When Kids Say the Darnedest Things
Our precious kids are exposed to a large number of people every day. Each person that they come in contact with can potentially influence them in some way. What happens, then, when your kids utter some breathtakingly racist, sexist, ageist, classist, or otherwise prejudiced statement out of the blue? What is the best way for you to respond?
- 1. In a calm and non-accusatory manner, tell your kids that those are hurtful words. Explain to your kids how stereotypes and false assumptions about people can be hurtful. Ask your kids how they would feel if someone judged them adversely based on their race, gender, socioeconomic group, etc. Discuss how every person is a unique individual who may or may not conform to any stereotypical trait. Discuss people your kids know who do not fit within stereotypes (i.e., the elderly neighbor who goes off-roading in his 4×4 truck, the lady down the block who is a professional arc welder, and the Sunday school teacher who holds a PhD and comes from an affluent family but actively speaks against consumerism and lives a life of apparent poverty). Discuss empathy and the value of human understanding. Discuss the value of humans.
- 2. Once you have communicated the message in #1 above, ask your kids where they learned the prejudiced perspective.
- 3. Follow up as appropriate regarding the source of that prejudiced statement. For example, if your kids says that one of their schoolmates was the source, you may be well advised to visit with your kids’ teachers and request multicultural or sensitivity training for the class or student body as a whole. You may even volunteer to help coordinate that activity. Speakers from within various stereotyped groups can be brought into the school to address prejudice and acceptance.
- 4. Monitor closely what your kids say thereafter to ensure that your kids have absorbed the message you have given them.
- 5. If prejudice persists, involve your family in activities that will cause your kids to interact with the groups about whom they are prejudiced. Help them see that their generalized assumptions about a group of people are inaccurate and inappropriate. (Activities may include going off-roading with your neighbor and his “muddy buddies”, job shadowing the lady arc welder, and going with the Sunday school teacher to a rally on the cultural challenges of consumerism.)

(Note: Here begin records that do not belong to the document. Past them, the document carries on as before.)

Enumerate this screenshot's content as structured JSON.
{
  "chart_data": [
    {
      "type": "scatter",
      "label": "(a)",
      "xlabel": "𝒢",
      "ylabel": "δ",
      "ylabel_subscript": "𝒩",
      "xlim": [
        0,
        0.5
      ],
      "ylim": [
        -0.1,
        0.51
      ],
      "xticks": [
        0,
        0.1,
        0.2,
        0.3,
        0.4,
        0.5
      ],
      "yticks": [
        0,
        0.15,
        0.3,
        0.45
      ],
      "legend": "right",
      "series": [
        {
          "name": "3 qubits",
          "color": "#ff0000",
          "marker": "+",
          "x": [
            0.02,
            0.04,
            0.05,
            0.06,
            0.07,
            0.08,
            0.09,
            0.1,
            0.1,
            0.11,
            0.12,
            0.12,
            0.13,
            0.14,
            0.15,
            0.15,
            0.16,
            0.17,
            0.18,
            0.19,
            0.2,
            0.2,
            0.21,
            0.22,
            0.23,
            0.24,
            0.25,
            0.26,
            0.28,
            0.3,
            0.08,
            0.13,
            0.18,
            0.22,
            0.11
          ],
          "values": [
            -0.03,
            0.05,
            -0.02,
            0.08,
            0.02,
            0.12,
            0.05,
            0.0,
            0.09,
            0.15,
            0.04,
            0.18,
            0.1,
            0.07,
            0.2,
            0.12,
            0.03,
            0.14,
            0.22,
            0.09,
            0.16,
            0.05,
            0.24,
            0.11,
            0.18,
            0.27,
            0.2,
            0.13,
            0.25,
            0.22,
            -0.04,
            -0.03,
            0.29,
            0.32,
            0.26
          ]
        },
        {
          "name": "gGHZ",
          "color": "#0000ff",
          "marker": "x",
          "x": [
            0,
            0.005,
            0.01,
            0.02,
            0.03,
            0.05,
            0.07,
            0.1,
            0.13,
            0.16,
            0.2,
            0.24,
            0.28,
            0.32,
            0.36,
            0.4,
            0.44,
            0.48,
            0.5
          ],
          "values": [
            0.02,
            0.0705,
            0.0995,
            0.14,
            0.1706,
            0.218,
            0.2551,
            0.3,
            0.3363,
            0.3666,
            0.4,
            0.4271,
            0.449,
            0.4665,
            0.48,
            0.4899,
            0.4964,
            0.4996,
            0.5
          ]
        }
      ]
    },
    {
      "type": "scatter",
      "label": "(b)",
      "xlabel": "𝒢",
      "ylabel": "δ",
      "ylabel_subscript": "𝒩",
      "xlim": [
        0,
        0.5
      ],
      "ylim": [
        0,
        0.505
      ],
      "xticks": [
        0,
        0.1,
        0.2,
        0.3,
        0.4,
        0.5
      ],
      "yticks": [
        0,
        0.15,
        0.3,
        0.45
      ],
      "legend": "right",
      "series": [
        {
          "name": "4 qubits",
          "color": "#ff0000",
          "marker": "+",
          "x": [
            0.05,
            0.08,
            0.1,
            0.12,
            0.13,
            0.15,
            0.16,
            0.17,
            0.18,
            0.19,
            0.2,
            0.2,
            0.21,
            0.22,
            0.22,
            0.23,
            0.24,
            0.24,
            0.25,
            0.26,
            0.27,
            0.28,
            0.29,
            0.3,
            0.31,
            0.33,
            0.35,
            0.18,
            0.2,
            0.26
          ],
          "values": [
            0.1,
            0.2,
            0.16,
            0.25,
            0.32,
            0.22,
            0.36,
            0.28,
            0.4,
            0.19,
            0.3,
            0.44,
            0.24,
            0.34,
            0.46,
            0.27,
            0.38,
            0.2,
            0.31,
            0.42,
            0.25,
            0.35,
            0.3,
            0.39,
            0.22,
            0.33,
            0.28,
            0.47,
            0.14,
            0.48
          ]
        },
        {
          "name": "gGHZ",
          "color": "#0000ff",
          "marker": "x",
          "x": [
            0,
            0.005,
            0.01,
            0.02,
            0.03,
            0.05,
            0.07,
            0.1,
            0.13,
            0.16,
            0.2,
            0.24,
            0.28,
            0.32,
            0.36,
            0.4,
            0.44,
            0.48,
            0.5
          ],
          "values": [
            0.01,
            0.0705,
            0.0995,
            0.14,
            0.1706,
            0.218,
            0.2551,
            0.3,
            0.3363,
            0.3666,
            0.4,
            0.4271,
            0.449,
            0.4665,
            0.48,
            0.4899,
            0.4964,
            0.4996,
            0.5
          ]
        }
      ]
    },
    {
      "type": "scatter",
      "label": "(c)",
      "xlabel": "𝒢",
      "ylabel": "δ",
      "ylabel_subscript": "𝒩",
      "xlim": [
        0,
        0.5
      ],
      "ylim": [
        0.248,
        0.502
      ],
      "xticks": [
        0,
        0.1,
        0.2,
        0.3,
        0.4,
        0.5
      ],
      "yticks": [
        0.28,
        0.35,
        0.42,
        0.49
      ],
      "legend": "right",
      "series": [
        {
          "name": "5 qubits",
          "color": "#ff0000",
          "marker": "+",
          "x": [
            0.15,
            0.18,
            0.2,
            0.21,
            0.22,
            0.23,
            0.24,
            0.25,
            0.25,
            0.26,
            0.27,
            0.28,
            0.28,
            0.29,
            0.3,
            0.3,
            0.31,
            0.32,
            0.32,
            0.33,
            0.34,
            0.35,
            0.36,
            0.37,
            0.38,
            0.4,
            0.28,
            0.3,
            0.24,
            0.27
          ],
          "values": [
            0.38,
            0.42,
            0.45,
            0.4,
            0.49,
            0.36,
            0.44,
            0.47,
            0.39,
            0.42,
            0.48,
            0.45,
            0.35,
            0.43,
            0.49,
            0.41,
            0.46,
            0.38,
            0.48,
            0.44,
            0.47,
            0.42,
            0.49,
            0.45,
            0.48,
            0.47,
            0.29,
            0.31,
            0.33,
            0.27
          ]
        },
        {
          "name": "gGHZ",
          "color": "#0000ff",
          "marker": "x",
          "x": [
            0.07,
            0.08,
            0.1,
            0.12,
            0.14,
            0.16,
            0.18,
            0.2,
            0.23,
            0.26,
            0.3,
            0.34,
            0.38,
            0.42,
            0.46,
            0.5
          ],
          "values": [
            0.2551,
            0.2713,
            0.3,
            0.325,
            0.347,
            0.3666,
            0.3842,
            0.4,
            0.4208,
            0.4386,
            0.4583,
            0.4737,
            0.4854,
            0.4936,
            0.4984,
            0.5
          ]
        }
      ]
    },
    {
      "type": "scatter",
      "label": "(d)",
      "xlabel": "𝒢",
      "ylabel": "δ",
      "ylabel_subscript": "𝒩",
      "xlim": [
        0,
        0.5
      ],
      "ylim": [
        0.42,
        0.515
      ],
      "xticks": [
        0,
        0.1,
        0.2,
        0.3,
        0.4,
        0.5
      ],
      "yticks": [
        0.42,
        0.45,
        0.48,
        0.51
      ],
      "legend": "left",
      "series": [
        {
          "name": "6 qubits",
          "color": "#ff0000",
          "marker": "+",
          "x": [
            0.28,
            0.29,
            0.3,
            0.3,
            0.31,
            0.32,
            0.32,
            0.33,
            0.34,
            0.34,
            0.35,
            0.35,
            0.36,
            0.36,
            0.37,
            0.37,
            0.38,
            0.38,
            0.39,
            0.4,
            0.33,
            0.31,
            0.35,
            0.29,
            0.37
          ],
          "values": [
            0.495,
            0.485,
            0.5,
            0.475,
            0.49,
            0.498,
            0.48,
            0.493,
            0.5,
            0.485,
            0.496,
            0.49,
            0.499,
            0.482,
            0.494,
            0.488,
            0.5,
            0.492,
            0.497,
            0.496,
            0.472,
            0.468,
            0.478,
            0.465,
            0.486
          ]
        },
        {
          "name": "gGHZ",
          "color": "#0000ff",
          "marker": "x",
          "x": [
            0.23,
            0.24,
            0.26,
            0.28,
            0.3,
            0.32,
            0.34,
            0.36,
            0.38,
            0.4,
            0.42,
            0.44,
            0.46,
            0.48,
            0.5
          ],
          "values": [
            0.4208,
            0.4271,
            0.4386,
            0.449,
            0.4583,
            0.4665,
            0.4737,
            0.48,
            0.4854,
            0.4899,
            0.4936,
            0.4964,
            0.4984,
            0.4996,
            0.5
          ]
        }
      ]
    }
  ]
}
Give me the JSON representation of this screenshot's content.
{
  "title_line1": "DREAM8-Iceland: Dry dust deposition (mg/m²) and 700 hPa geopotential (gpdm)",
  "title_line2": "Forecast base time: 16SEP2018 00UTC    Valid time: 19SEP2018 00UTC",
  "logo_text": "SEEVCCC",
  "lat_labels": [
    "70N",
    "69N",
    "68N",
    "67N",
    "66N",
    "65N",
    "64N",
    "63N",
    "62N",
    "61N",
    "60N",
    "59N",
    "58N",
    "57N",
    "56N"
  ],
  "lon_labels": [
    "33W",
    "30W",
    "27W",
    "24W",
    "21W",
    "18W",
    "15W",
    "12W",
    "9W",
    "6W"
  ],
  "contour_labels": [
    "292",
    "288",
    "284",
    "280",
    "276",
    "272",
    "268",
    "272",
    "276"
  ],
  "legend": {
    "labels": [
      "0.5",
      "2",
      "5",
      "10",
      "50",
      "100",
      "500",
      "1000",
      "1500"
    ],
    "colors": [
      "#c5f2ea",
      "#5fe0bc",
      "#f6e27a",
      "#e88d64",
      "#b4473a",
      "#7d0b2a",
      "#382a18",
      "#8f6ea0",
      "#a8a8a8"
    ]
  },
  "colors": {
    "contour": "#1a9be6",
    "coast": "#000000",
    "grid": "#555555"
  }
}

- 6. When prejudice persists further, you may need to consider removing your kids from the environment in which they are experiencing ongoing exposure to the prejudice. For example, if the source is a schoolmate, you may want to consider transferring your kids to a different school.
By handling prejudiced statements promptly in the above referenced manner, you can ensure that you are raising kids who are enlightened to the value of all humans, without prejudging them based on false and misleading stereotypes.